Ascites, intra-abdominal bleeding, peritonitis - in all cases we see fluid in the sloping places of the abdominal cavity, already from 50 ml, first along the posterior-lower surface of the liver, Morrison's pocket. This is a thin hypoechoic streak. As the volume increases, the fluid surrounds the liver, spleen, and the bowel loops can “float” in it. With a homogeneous structure of the fluid - most likely ascites, with a heterogeneous - blood (clots, fibrin) or pus.

Pancreatic necrosis is a complication of destructive pancreatitis.

Echo signs: the pancreas is enlarged, the contour is indistinct, uneven, echogenicity is reduced in areas or diffusely, the structure is heterogeneous due to hypo- and hyperechoic inclusions. Anechoic reactive effusion into parapancreatic tissue is determined. The structure of the stromal elements of the gland is preserved. This can be with acute pancreatitis and with exacerbation of chronic pancreatitis.

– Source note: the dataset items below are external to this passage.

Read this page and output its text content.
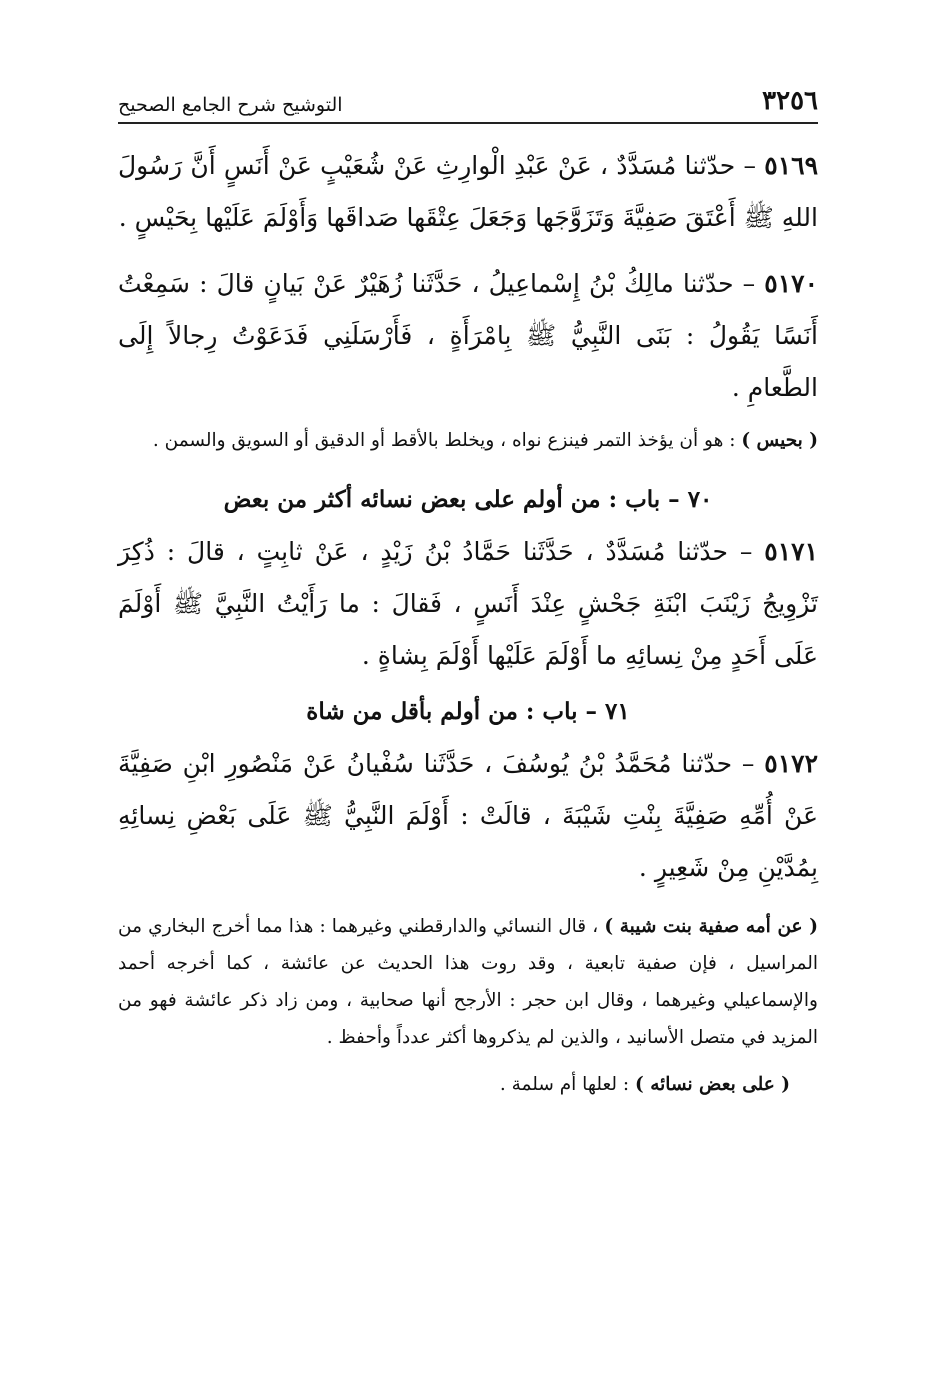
٣٢٥٦
التوشيح شرح الجامع الصحيح

٥١٦٩ – حدّثنا مُسَدَّدٌ ، عَنْ عَبْدِ الْوارِثِ عَنْ شُعَيْبٍ عَنْ أَنَسٍ أَنَّ رَسُولَ اللهِ ﷺ أَعْتَقَ صَفِيَّةَ وَتَزَوَّجَها وَجَعَلَ عِتْقَها صَداقَها وَأَوْلَمَ عَلَيْها بِحَيْسٍ .

٥١٧٠ – حدّثنا مالِكُ بْنُ إِسْماعِيلُ ، حَدَّثَنا زُهَيْرٌ عَنْ بَيانٍ قالَ : سَمِعْتُ أَنَسًا يَقُولُ : بَنَى النَّبِيُّ ﷺ بِامْرَأَةٍ ، فَأَرْسَلَنِي فَدَعَوْتُ رِجالاً إِلَى الطَّعامِ .

( بحيس ) : هو أن يؤخذ التمر فينزع نواه ، ويخلط بالأقط أو الدقيق أو السويق والسمن .

٧٠ – باب : من أولم على بعض نسائه أكثر من بعض

٥١٧١ – حدّثنا مُسَدَّدٌ ، حَدَّثَنا حَمَّادُ بْنُ زَيْدٍ ، عَنْ ثابِتٍ ، قالَ : ذُكِرَ تَزْوِيجُ زَيْنَبَ ابْنَةِ جَحْشٍ عِنْدَ أَنَسٍ ، فَقالَ : ما رَأَيْتُ النَّبِيَّ ﷺ أَوْلَمَ عَلَى أَحَدٍ مِنْ نِسائِهِ ما أَوْلَمَ عَلَيْها أَوْلَمَ بِشاةٍ .

٧١ – باب : من أولم بأقل من شاة

٥١٧٢ – حدّثنا مُحَمَّدُ بْنُ يُوسُفَ ، حَدَّثَنا سُفْيانُ عَنْ مَنْصُورِ ابْنِ صَفِيَّةَ عَنْ أُمِّهِ صَفِيَّةَ بِنْتِ شَيْبَةَ ، قالَتْ : أَوْلَمَ النَّبِيُّ ﷺ عَلَى بَعْضِ نِسائِهِ بِمُدَّيْنِ مِنْ شَعِيرٍ .

( عن أمه صفية بنت شيبة ) ، قال النسائي والدارقطني وغيرهما : هذا مما أخرج البخاري من المراسيل ، فإن صفية تابعية ، وقد روت هذا الحديث عن عائشة ، كما أخرجه أحمد والإسماعيلي وغيرهما ، وقال ابن حجر : الأرجح أنها صحابية ، ومن زاد ذكر عائشة فهو من المزيد في متصل الأسانيد ، والذين لم يذكروها أكثر عدداً وأحفظ .

( على بعض نسائه ) : لعلها أم سلمة .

If the above-described changes in the tissue of the gland + effusion into the omental bursa (anterior to the gland, under the stomach) are found, then the diagnosis of pancreatic necrosis is likely. It is reliable when the tissue around the gland is involved in the process: with longitudinal scanning on both sides of the tail of the pancreas, linear areas of reduced echogenicity, a fairly homogeneous echo structure, with moderately fuzzy contours are visible. If these linear areas of reduced echogenicity increase significantly, the contours become even more blurred, then an abscess of the retroperitoneal space in which the pancreas is located (between the posterior peritoneum and the transverse fascia that lines the posterior abdominal cavity) may form.

Typical echo signs of pancreatic necrosis:

Pancreas changes;

Omental effusion;

Involvement of parapancreatic fiber in the inflammatory process.